A senior adviser to the European Commission has suggested it should consider scrapping permanent civil service jobs.
“We definitely have to look at increasing the speed of recruiting the right kind of people, but also recruiting different talents, and maybe not for lifetime employment,” said Catherine Day, a former top EU civil servant who’s now carrying out a review of the 32,000-strong institution.
Speaking to Paul Adamson’s Encompass Europe podcast on Monday, Day said that the EU executive should hire more tech experts and engineers, rather than the lawyers and economists who populated the institution during her tenure as secretary-general between 2005 and 2015.
Day spent nearly four decades in the Commission between 1979 and 2018. Most posts in the European Commission are permanent roles, allowing officials to stay in until the retirement age of 66. Only 22.2% of the Commission’s staff are under 40, according to figures from January.
The system for bringing in fresh talent is also under strain.
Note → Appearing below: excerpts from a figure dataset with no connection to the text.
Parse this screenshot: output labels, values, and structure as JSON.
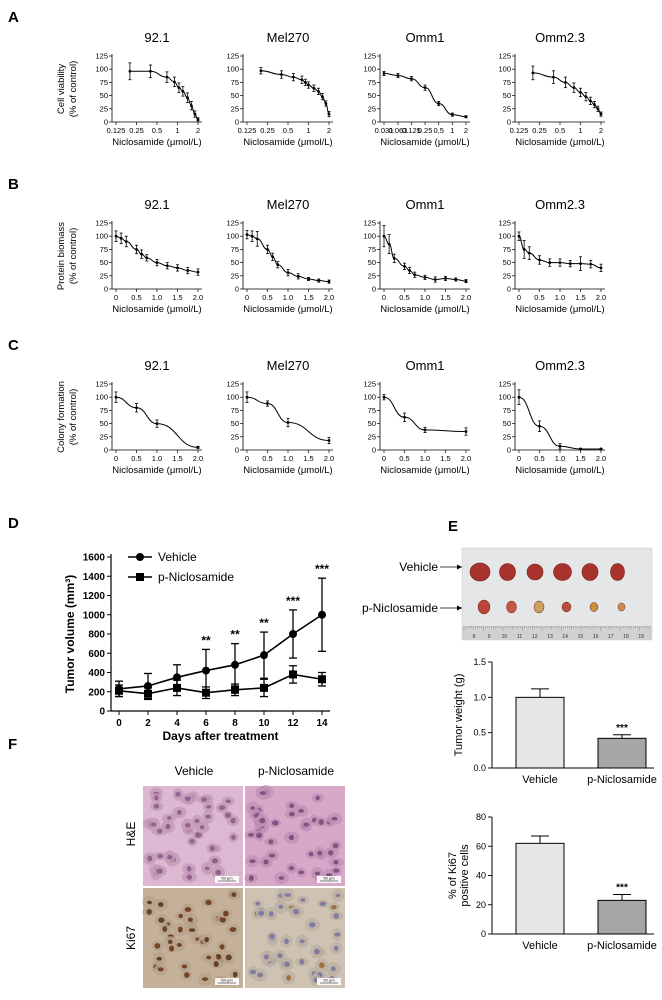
{
  "panels": {
    "A": "A",
    "B": "B",
    "C": "C",
    "D": "D",
    "E": "E",
    "F": "F"
  },
  "chart_data": [
    {
      "id": "A",
      "type": "line",
      "scale": "log2",
      "ylabel": [
        "Cell viability",
        "(% of control)"
      ],
      "xlabel": "Niclosamide (μmol/L)",
      "yticks": [
        "0",
        "25",
        "50",
        "75",
        "100",
        "125"
      ],
      "ylim": [
        0,
        125
      ],
      "subplots": [
        {
          "title": "92.1",
          "xticks": [
            "0.125",
            "0.25",
            "0.5",
            "1",
            "2"
          ],
          "xticks_v": [
            0.125,
            0.25,
            0.5,
            1,
            2
          ],
          "x": [
            0.2,
            0.4,
            0.7,
            0.9,
            1.05,
            1.2,
            1.4,
            1.6,
            1.8,
            2.0
          ],
          "y": [
            96,
            96,
            85,
            76,
            65,
            58,
            46,
            31,
            15,
            5
          ],
          "err": [
            16,
            12,
            10,
            9,
            9,
            9,
            9,
            8,
            6,
            3
          ]
        },
        {
          "title": "Mel270",
          "xticks": [
            "0.125",
            "0.25",
            "0.5",
            "1",
            "2"
          ],
          "xticks_v": [
            0.125,
            0.25,
            0.5,
            1,
            2
          ],
          "x": [
            0.2,
            0.4,
            0.6,
            0.8,
            0.9,
            1.0,
            1.2,
            1.4,
            1.6,
            1.8,
            2.0
          ],
          "y": [
            97,
            90,
            85,
            80,
            75,
            70,
            64,
            58,
            48,
            35,
            15
          ],
          "err": [
            6,
            7,
            7,
            7,
            6,
            6,
            6,
            6,
            6,
            5,
            5
          ]
        },
        {
          "title": "Omm1",
          "xticks": [
            "0.031",
            "0.063",
            "0.125",
            "0.25",
            "0.5",
            "1",
            "2"
          ],
          "xticks_v": [
            0.031,
            0.063,
            0.125,
            0.25,
            0.5,
            1,
            2
          ],
          "x": [
            0.031,
            0.063,
            0.125,
            0.25,
            0.5,
            1.0,
            2.0
          ],
          "y": [
            92,
            88,
            82,
            65,
            35,
            14,
            10
          ],
          "err": [
            4,
            4,
            4,
            5,
            4,
            3,
            2
          ]
        },
        {
          "title": "Omm2.3",
          "xticks": [
            "0.125",
            "0.25",
            "0.5",
            "1",
            "2"
          ],
          "xticks_v": [
            0.125,
            0.25,
            0.5,
            1,
            2
          ],
          "x": [
            0.2,
            0.4,
            0.6,
            0.8,
            1.0,
            1.2,
            1.4,
            1.6,
            1.8,
            2.0
          ],
          "y": [
            93,
            85,
            75,
            65,
            56,
            48,
            40,
            33,
            25,
            15
          ],
          "err": [
            13,
            12,
            10,
            9,
            8,
            8,
            7,
            6,
            5,
            4
          ]
        }
      ]
    },
    {
      "id": "B",
      "type": "line",
      "scale": "linear",
      "ylabel": [
        "Protein biomass",
        "(% of control)"
      ],
      "xlabel": "Niclosamide (μmol/L)",
      "yticks": [
        "0",
        "25",
        "50",
        "75",
        "100",
        "125"
      ],
      "ylim": [
        0,
        125
      ],
      "xticks": [
        "0",
        "0.5",
        "1.0",
        "1.5",
        "2.0"
      ],
      "subplots": [
        {
          "title": "92.1",
          "x": [
            0,
            0.125,
            0.25,
            0.5,
            0.625,
            0.75,
            1.0,
            1.25,
            1.5,
            1.75,
            2.0
          ],
          "y": [
            100,
            96,
            90,
            75,
            66,
            59,
            50,
            44,
            40,
            35,
            32
          ],
          "err": [
            10,
            10,
            10,
            8,
            8,
            6,
            6,
            6,
            6,
            6,
            6
          ]
        },
        {
          "title": "Mel270",
          "x": [
            0,
            0.125,
            0.25,
            0.5,
            0.625,
            0.75,
            1.0,
            1.25,
            1.5,
            1.75,
            2.0
          ],
          "y": [
            103,
            100,
            95,
            75,
            61,
            46,
            31,
            24,
            19,
            16,
            14
          ],
          "err": [
            8,
            10,
            14,
            8,
            7,
            6,
            6,
            5,
            3,
            3,
            3
          ]
        },
        {
          "title": "Omm1",
          "x": [
            0,
            0.125,
            0.25,
            0.5,
            0.625,
            0.75,
            1.0,
            1.25,
            1.5,
            1.75,
            2.0
          ],
          "y": [
            100,
            85,
            58,
            43,
            35,
            27,
            22,
            18,
            20,
            18,
            15
          ],
          "err": [
            20,
            18,
            8,
            6,
            6,
            5,
            4,
            5,
            4,
            3,
            3
          ]
        },
        {
          "title": "Omm2.3",
          "x": [
            0,
            0.125,
            0.25,
            0.5,
            0.75,
            1.0,
            1.25,
            1.5,
            1.75,
            2.0
          ],
          "y": [
            100,
            75,
            68,
            55,
            50,
            50,
            48,
            48,
            47,
            40
          ],
          "err": [
            8,
            17,
            12,
            8,
            7,
            7,
            6,
            13,
            7,
            7
          ]
        }
      ]
    },
    {
      "id": "C",
      "type": "line",
      "scale": "linear",
      "ylabel": [
        "Colony formation",
        "(% of control)"
      ],
      "xlabel": "Niclosamide (μmol/L)",
      "yticks": [
        "0",
        "25",
        "50",
        "75",
        "100",
        "125"
      ],
      "ylim": [
        0,
        125
      ],
      "xticks": [
        "0",
        "0.5",
        "1.0",
        "1.5",
        "2.0"
      ],
      "subplots": [
        {
          "title": "92.1",
          "x": [
            0,
            0.5,
            1.0,
            2.0
          ],
          "y": [
            100,
            80,
            50,
            5
          ],
          "err": [
            10,
            8,
            7,
            2
          ]
        },
        {
          "title": "Mel270",
          "x": [
            0,
            0.5,
            1.0,
            2.0
          ],
          "y": [
            100,
            88,
            52,
            18
          ],
          "err": [
            10,
            5,
            8,
            6
          ]
        },
        {
          "title": "Omm1",
          "x": [
            0,
            0.5,
            1.0,
            2.0
          ],
          "y": [
            100,
            62,
            38,
            35
          ],
          "err": [
            5,
            8,
            5,
            7
          ]
        },
        {
          "title": "Omm2.3",
          "x": [
            0,
            0.5,
            1.0,
            1.5,
            2.0
          ],
          "y": [
            100,
            45,
            7,
            2,
            2
          ],
          "err": [
            14,
            10,
            5,
            1,
            1
          ]
        }
      ]
    },
    {
      "id": "D",
      "type": "line",
      "ylabel": "Tumor volume (mm³)",
      "xlabel": "Days after treatment",
      "ylim": [
        0,
        1600
      ],
      "yticks": [
        "0",
        "200",
        "400",
        "600",
        "800",
        "1000",
        "1200",
        "1400",
        "1600"
      ],
      "xticks": [
        "0",
        "2",
        "4",
        "6",
        "8",
        "10",
        "12",
        "14"
      ],
      "series": [
        {
          "name": "Vehicle",
          "marker": "circle",
          "x": [
            0,
            2,
            4,
            6,
            8,
            10,
            12,
            14
          ],
          "y": [
            230,
            260,
            350,
            420,
            480,
            580,
            800,
            1000
          ],
          "err": [
            80,
            130,
            130,
            220,
            220,
            240,
            250,
            380
          ]
        },
        {
          "name": "p-Niclosamide",
          "marker": "square",
          "x": [
            0,
            2,
            4,
            6,
            8,
            10,
            12,
            14
          ],
          "y": [
            210,
            180,
            240,
            190,
            220,
            240,
            380,
            330
          ],
          "err": [
            60,
            60,
            80,
            60,
            60,
            90,
            90,
            70
          ]
        }
      ],
      "annotations": [
        {
          "x": 6,
          "text": "**"
        },
        {
          "x": 8,
          "text": "**"
        },
        {
          "x": 10,
          "text": "**"
        },
        {
          "x": 12,
          "text": "***"
        },
        {
          "x": 14,
          "text": "***"
        }
      ]
    },
    {
      "id": "E",
      "type": "bar",
      "ylabel": "Tumor weight (g)",
      "categories": [
        "Vehicle",
        "p-Niclosamide"
      ],
      "values": [
        1.0,
        0.42
      ],
      "err": [
        0.12,
        0.05
      ],
      "ylim": [
        0,
        1.5
      ],
      "yticks": [
        "0.0",
        "0.5",
        "1.0",
        "1.5"
      ],
      "annotation": "***"
    },
    {
      "id": "F",
      "type": "bar",
      "ylabel": [
        "% of Ki67",
        "positive cells"
      ],
      "categories": [
        "Vehicle",
        "p-Niclosamide"
      ],
      "values": [
        62,
        23
      ],
      "err": [
        5,
        4
      ],
      "ylim": [
        0,
        80
      ],
      "yticks": [
        "0",
        "20",
        "40",
        "60",
        "80"
      ],
      "annotation": "***"
    }
  ],
  "panel_E_photo": {
    "row_labels": [
      "Vehicle",
      "p-Niclosamide"
    ],
    "ruler_numbers": [
      "8",
      "9",
      "10",
      "11",
      "12",
      "13",
      "14",
      "15",
      "16",
      "17",
      "18",
      "19"
    ],
    "tumor_color": "#a8322c"
  },
  "panel_F_micro": {
    "col_labels": [
      "Vehicle",
      "p-Niclosamide"
    ],
    "row_labels": [
      "H&E",
      "Ki67"
    ],
    "scale_text": "50 μm"
  },
  "colors": {
    "bar_vehicle": "#e6e6e6",
    "bar_treated": "#a6a6a6",
    "he_pink": "#d7a6c6",
    "ki67_brown": "#6b3a16"
  }
}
EPSO, the Commission’s selection office, has buckled under expensive IT problems that have slowed recruitment.
“There are different ways of making the EU work that don’t involve micromanagement from the Commission,” Day said.
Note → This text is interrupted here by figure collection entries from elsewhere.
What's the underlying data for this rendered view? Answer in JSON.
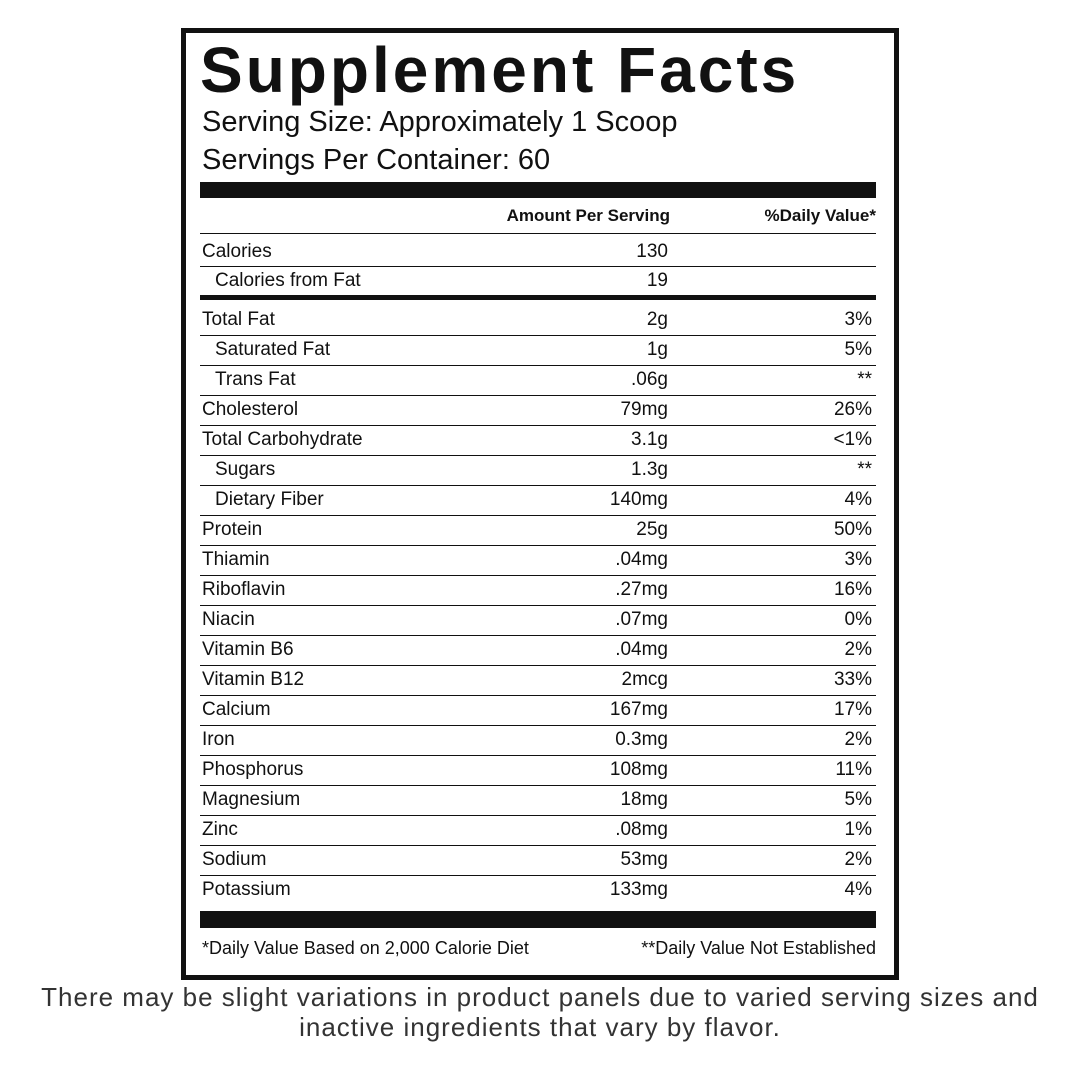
{
  "title": "Supplement Facts",
  "serving_size": "Serving Size: Approximately 1 Scoop",
  "servings_per_container": "Servings Per Container: 60",
  "header": {
    "amount": "Amount Per Serving",
    "dv": "%Daily Value*"
  },
  "calories": [
    {
      "name": "Calories",
      "amount": "130"
    },
    {
      "name": "Calories from Fat",
      "amount": "19",
      "indent": true
    }
  ],
  "nutrients": [
    {
      "name": "Total Fat",
      "amount": "2g",
      "dv": "3%"
    },
    {
      "name": "Saturated Fat",
      "amount": "1g",
      "dv": "5%",
      "indent": true
    },
    {
      "name": "Trans Fat",
      "amount": ".06g",
      "dv": "**",
      "indent": true
    },
    {
      "name": "Cholesterol",
      "amount": "79mg",
      "dv": "26%"
    },
    {
      "name": "Total Carbohydrate",
      "amount": "3.1g",
      "dv": "<1%"
    },
    {
      "name": "Sugars",
      "amount": "1.3g",
      "dv": "**",
      "indent": true
    },
    {
      "name": "Dietary Fiber",
      "amount": "140mg",
      "dv": "4%",
      "indent": true
    },
    {
      "name": "Protein",
      "amount": "25g",
      "dv": "50%"
    },
    {
      "name": "Thiamin",
      "amount": ".04mg",
      "dv": "3%"
    },
    {
      "name": "Riboflavin",
      "amount": ".27mg",
      "dv": "16%"
    },
    {
      "name": "Niacin",
      "amount": ".07mg",
      "dv": "0%"
    },
    {
      "name": "Vitamin B6",
      "amount": ".04mg",
      "dv": "2%"
    },
    {
      "name": "Vitamin B12",
      "amount": "2mcg",
      "dv": "33%"
    },
    {
      "name": "Calcium",
      "amount": "167mg",
      "dv": "17%"
    },
    {
      "name": "Iron",
      "amount": "0.3mg",
      "dv": "2%"
    },
    {
      "name": "Phosphorus",
      "amount": "108mg",
      "dv": "11%"
    },
    {
      "name": "Magnesium",
      "amount": "18mg",
      "dv": "5%"
    },
    {
      "name": "Zinc",
      "amount": ".08mg",
      "dv": "1%"
    },
    {
      "name": "Sodium",
      "amount": "53mg",
      "dv": "2%"
    },
    {
      "name": "Potassium",
      "amount": "133mg",
      "dv": "4%"
    }
  ],
  "footnotes": {
    "left": "*Daily Value Based on 2,000 Calorie Diet",
    "right": "**Daily Value Not Established"
  },
  "disclaimer": "There may be slight variations in product panels due to varied serving sizes and inactive ingredients that vary by flavor."
}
She now leads a “reflection group” that will guide a review of the civil service by Administration Commissioner Piotr Serafin. Commission President Ursula von der Leyen called for the review when she was re-elected as president last year.
Day is examining ideas including how AI could improve the institution’s operations, with her report expected by the end of 2026. She said some of the proposals may only be phased in after 2029, during the next five-year mandate of the Commission.
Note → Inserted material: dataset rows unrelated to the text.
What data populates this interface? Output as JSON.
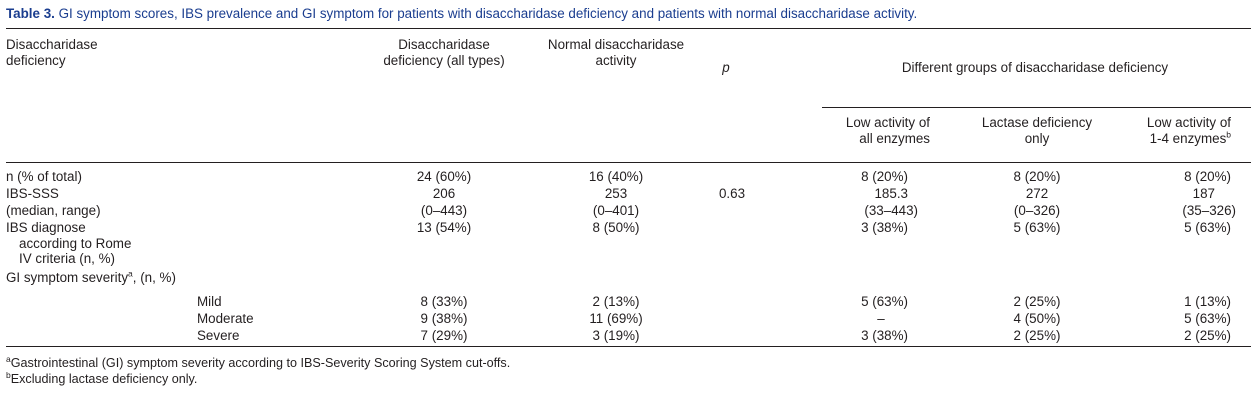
{
  "caption": {
    "label": "Table 3.",
    "title": "GI symptom scores, IBS prevalence and GI symptom for patients with disaccharidase deficiency and patients with normal disaccharidase activity."
  },
  "header": {
    "col0": [
      "Disaccharidase",
      "deficiency"
    ],
    "col1": [
      "Disaccharidase",
      "deficiency (all types)"
    ],
    "col2": [
      "Normal disaccharidase",
      "activity"
    ],
    "col3": "p",
    "group": "Different groups of disaccharidase deficiency",
    "sub1": [
      "Low activity of",
      "all enzymes"
    ],
    "sub2": [
      "Lactase deficiency",
      "only"
    ],
    "sub3": [
      "Low activity of",
      "1-4 enzymes"
    ],
    "sub3_sup": "b"
  },
  "rows": {
    "n": {
      "label": "n (% of total)",
      "v": [
        "24 (60%)",
        "16 (40%)",
        "",
        "8 (20%)",
        "8 (20%)",
        "8 (20%)"
      ]
    },
    "ibs_sss": {
      "label": "IBS-SSS",
      "v": [
        "206",
        "253",
        "0.63",
        "185.3",
        "272",
        "187"
      ]
    },
    "median": {
      "label": "(median, range)",
      "v": [
        "(0–443)",
        "(0–401)",
        "",
        "(33–443)",
        "(0–326)",
        "(35–326)"
      ]
    },
    "ibs_dx": {
      "label": [
        "IBS diagnose",
        "according to Rome",
        "IV criteria (n, %)"
      ],
      "v": [
        "13 (54%)",
        "8 (50%)",
        "",
        "3 (38%)",
        "5 (63%)",
        "5 (63%)"
      ]
    },
    "severity": {
      "label_pre": "GI symptom severity",
      "label_sup": "a",
      "label_post": ", (n, %)"
    },
    "mild": {
      "label": "Mild",
      "v": [
        "8 (33%)",
        "2 (13%)",
        "",
        "5 (63%)",
        "2 (25%)",
        "1 (13%)"
      ]
    },
    "moderate": {
      "label": "Moderate",
      "v": [
        "9 (38%)",
        "11 (69%)",
        "",
        "–",
        "4 (50%)",
        "5 (63%)"
      ]
    },
    "severe": {
      "label": "Severe",
      "v": [
        "7 (29%)",
        "3 (19%)",
        "",
        "3 (38%)",
        "2 (25%)",
        "2 (25%)"
      ]
    }
  },
  "footnotes": [
    {
      "mark": "a",
      "text": "Gastrointestinal (GI) symptom severity according to IBS-Severity Scoring System cut-offs."
    },
    {
      "mark": "b",
      "text": "Excluding lactase deficiency only."
    }
  ]
}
In the podcast, Day also suggested most officials are motivated by a desire to work for Europe, rather than money. “If you want to make huge amounts of money, it’s not the place to come,” she said. Though EU officials do pay a “community tax,” their salaries are exempt from national tax, and can reach as high as €25,000 a month for the most senior officials.
“There is an image of a faceless bureaucracy,” she added. “But you know and I know that once you’re in it, it’s endlessly fascinating.”